Non lo so, spero solo che nel tempo presente si rafforzi la consapevolezza che il grande problema è lo stato ecologico disastroso del pianeta, da lì tutto dipende.
Qual è l’opera di questa mostra e di questo catalogo che le ha generato maggiori emozioni?
Non saprei dire una preferenza, forse il grande quadro dedicato a Egon Schiele, artista austriaco straordinario, morto di febbre spagnola a soli 28 anni nel 1918. Riguardo alla realizzazione “con fatica” il quadro citato interessa storicamente la nostra attualità e ha avuto lunghe tappe di gestazione: 2009, 2010, agosto 2020. Comunque la realizzazione, stando con perorazione sul pezzo, con corollari di lavori di piccolo, medio e grande formato, viene portata nel tempo a una certa souplesse.
I colori sono altro da sé, da lei, o li possiede internamente?
I colori, o meglio, il colore veicola le emozioni primarie dell’impatto di quanto è successo per il Coronavirus, attraverso un cromatismo acceso ma distante dai colori del contesto reale di Tv e fotografia.
Le bastano i colori che esistono? E con essi è in un rapporto di solo amore o le capita di provare risentimento?
Per dirla con lei le iconografie, soprattutto derivate da storia e storia dell'arte, oscillano nei quadri “tra amore e risentimento”.
Nei suoi ultimi dipinti entra anche la morte falciatrice, come ricorda la giornalista Melina Scalise, lei da uomo come si pone nei confronti del pensiero della morte?
Il tema della morte centrale nella mia mostra è sentita in una prossimità terribile ma spero sublimata dall’azione catartica del colore. Noi tutti la morte la “scontiamo vivendola da sempre giorno per giorno. La morte ci imbarazza al massimo e pensiamo che siano sempre gli altri a morire ma è la cosa più certa e non evitabile. Entra continuamente nei miei pensieri e la esorcizzo con il lavoro creativo. Vorrei morire innamorato.
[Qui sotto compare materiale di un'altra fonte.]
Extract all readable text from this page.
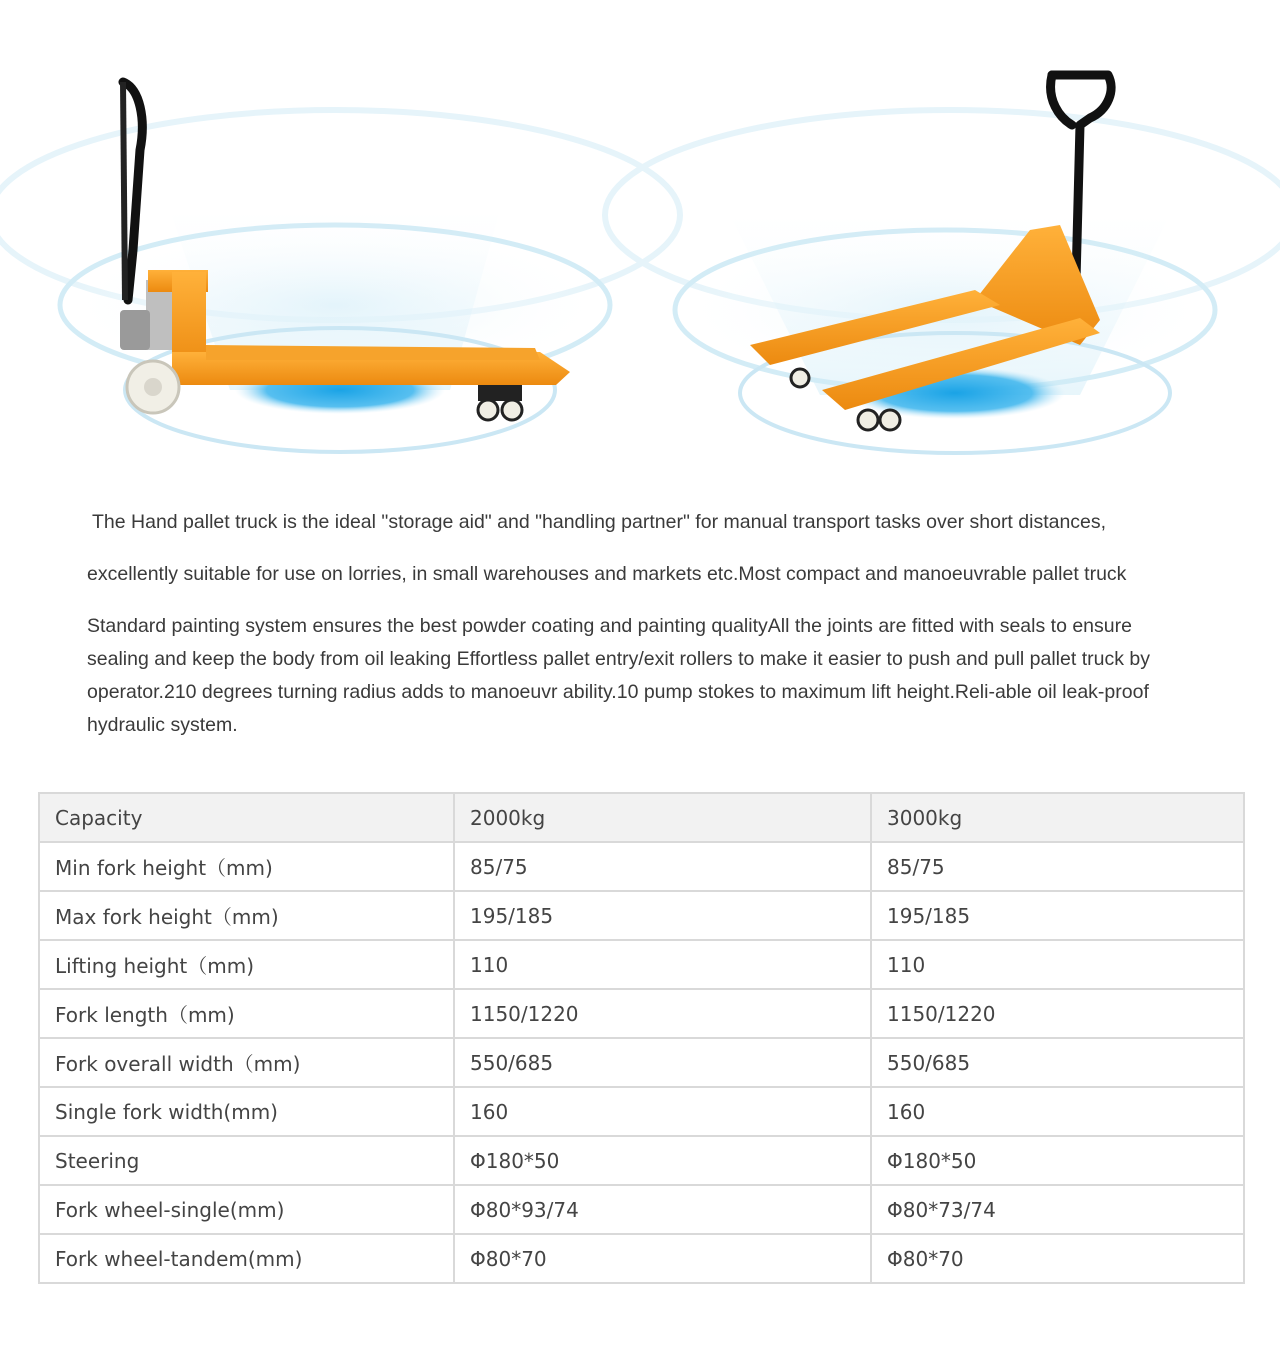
The Hand pallet truck is the ideal "storage aid" and "handling partner" for manual transport tasks over short distances,

excellently suitable for use on lorries, in small warehouses and markets etc.Most compact and manoeuvrable pallet truck

Standard painting system ensures the best powder coating and painting qualityAll the joints are fitted with seals to ensure sealing and keep the body from oil leaking Effortless pallet entry/exit rollers to make it easier to push and pull pallet truck by operator.210 degrees turning radius adds to manoeuvr ability.10 pump stokes to maximum lift height.Reli-able oil leak-proof hydraulic system.

Capacity	2000kg	3000kg
Min fork height（mm)	85/75	85/75
Max fork height（mm)	195/185	195/185
Lifting height（mm)	110	110
Fork length（mm)	1150/1220	1150/1220
Fork overall width（mm)	550/685	550/685
Single fork width(mm)	160	160
Steering	Φ180*50	Φ180*50
Fork wheel-single(mm)	Φ80*93/74	Φ80*73/74
Fork wheel-tandem(mm)	Φ80*70	Φ80*70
A questo punto, se ripensa alla sua magnifica parabola artistica, quale riflessione le viene naturale?
Penso ironicamente di essere un pittore facoltativo nei trend modaioli dell’arte contemporanea che tende a escluderla come linguaggio obsoleto. La pittura appartiene per la semplicità e virtualità dei suoi mezzi alla storia dell’espressione umana pre verbale, come sostiene Lascaux, e ciò mi conforta pienamente.